All patients receiving enteral nutrition (EN) must have head of bed elevation ≥ 30 degrees.

  1. Benefits of gastric feeding:
    • Gastric feeds allow for early feeding initiation, ease of tube placement, stress ulcer prophylaxis, and more natural feeding with various feeding options (bolus, gravity, continuous).
  2. Indications for small bowel feeding: (Not all-inclusive) Enteric Feeding Tube=Small Bore=DHT
    • Previous gastric feeding intolerance
    • High risk for aspiration (See Section C – Risk factors for aspiration)
    • Repeated high gastric residual volumes
    • Gastric outlet obstruction
    • Proximal Fistula
    • Need for multiple operations, procedures and/or tests with plan to feed during procedures (ie. Burn patients)
    • Prone position
      • NOTE: Although pancreatitis is not an absolute indication for small bowel feeding, post-pyloric feeding tube placement may be considered to improve EN tolerance. Ideal location of feeding tube tip is ≥ 60cm beyond the Ligament of Treitz.
  3. Risk factors for aspiration: If a patient is at risk for one or more of the following, small bowel feeding tube placement is indicated. Post-pyloric goal is second portion of duodenum or distal.
    • Vomiting
    • Gastroparesis - If associated with high gastric output*
    • History of aspiration
    • Medications - Narcotics with high gastric output*
      • * When evaluating high gastric output, more than 1 liter /day may indicate small bowel feeding tube placement. If gastric output is between 500ml and 1liter use clinical judgment on whether to proceed with gastric or small bowel feeding.
  4. Gastric Residual Volumes (GRV):
    • Should only be measured in patients receiving gastric feeds
    • With one gastric residual measurement > 300ml, if medically feasible, attempt to move patient onto right side for 15-20 minutes before rechecking level
    • Ensure patient is having bowel movements
  5. Prokinetics:
    • In the presence of gastric feeding intolerance, gastric motility agents (prokinetics) may be indicated. Special consideration and caution should be used when choosing a prokinetic. Discuss use of any prokinetic with multidisciplinary team.

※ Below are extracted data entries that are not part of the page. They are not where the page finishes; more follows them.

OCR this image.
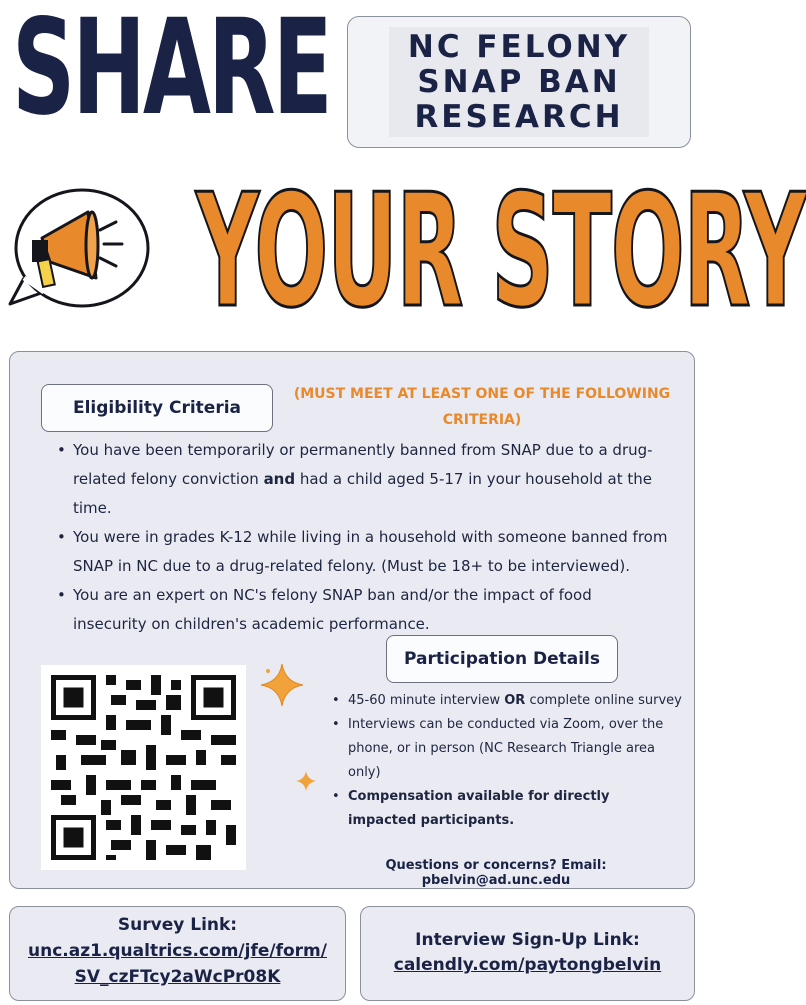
SHARE	NC FELONY
SNAP BAN
RESEARCH
YOUR STORY
Eligibility Criteria
(MUST MEET AT LEAST ONE OF THE FOLLOWING CRITERIA)
• You have been temporarily or permanently banned from SNAP due to a drug-related felony conviction and had a child aged 5-17 in your household at the time.
• You were in grades K-12 while living in a household with someone banned from SNAP in NC due to a drug-related felony. (Must be 18+ to be interviewed).
• You are an expert on NC's felony SNAP ban and/or the impact of food insecurity on children's academic performance.
Participation Details
• 45-60 minute interview OR complete online survey
• Interviews can be conducted via Zoom, over the phone, or in person (NC Research Triangle area only)
• Compensation available for directly impacted participants.
Questions or concerns? Email: pbelvin@ad.unc.edu
Survey Link:
unc.az1.qualtrics.com/jfe/form/
SV_czFTcy2aWcPr08K
Interview Sign-Up Link:
calendly.com/paytongbelvin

The use of both Erythromycin and Metoclopramide is more effective than either alone.

Erythromycin 200mg IV q 12 h and Reglan 5 mg IV q 6 h

Nguyen NQ1, Chapman M, Fraser RJ, Bryant LK, Burgstad C, Holloway RH.  Prokinetic therapy for feed intolerance in critical illness: one drug or two?  Crit Care Med. 2007 Nov;35(11):2561-7

See prokinetic dosing below:

  • Erythromycin**: 200mg IV every 12 hours OR oral tablet 250mg every 6 to 8 hrs OR oral suspension 400mg every 6-8 hours
  • Metoclopramide (Reglan)***: 10mg IV every 6 hours OR oral 10mg every 6 hrs

For patients with CrCl < 50ml/min, adjust Metoclopramide dose to 5mg every 6hrs

** Erythromycin Drug Interactions: Carbamazepine, Cyclosporine, Theophylline, Aminophylline, Digoxin, oral Anticoagulants, Fluconazole, Amiodarone, Dofetilide, Diltiazem, Voriconazole, Sotalol, Valproic Acid, Haloperidol. Not an all-inclusive list.

*** Extraparamidal side effects have been reported with use of Metoclopramide and patients should be monitored closely.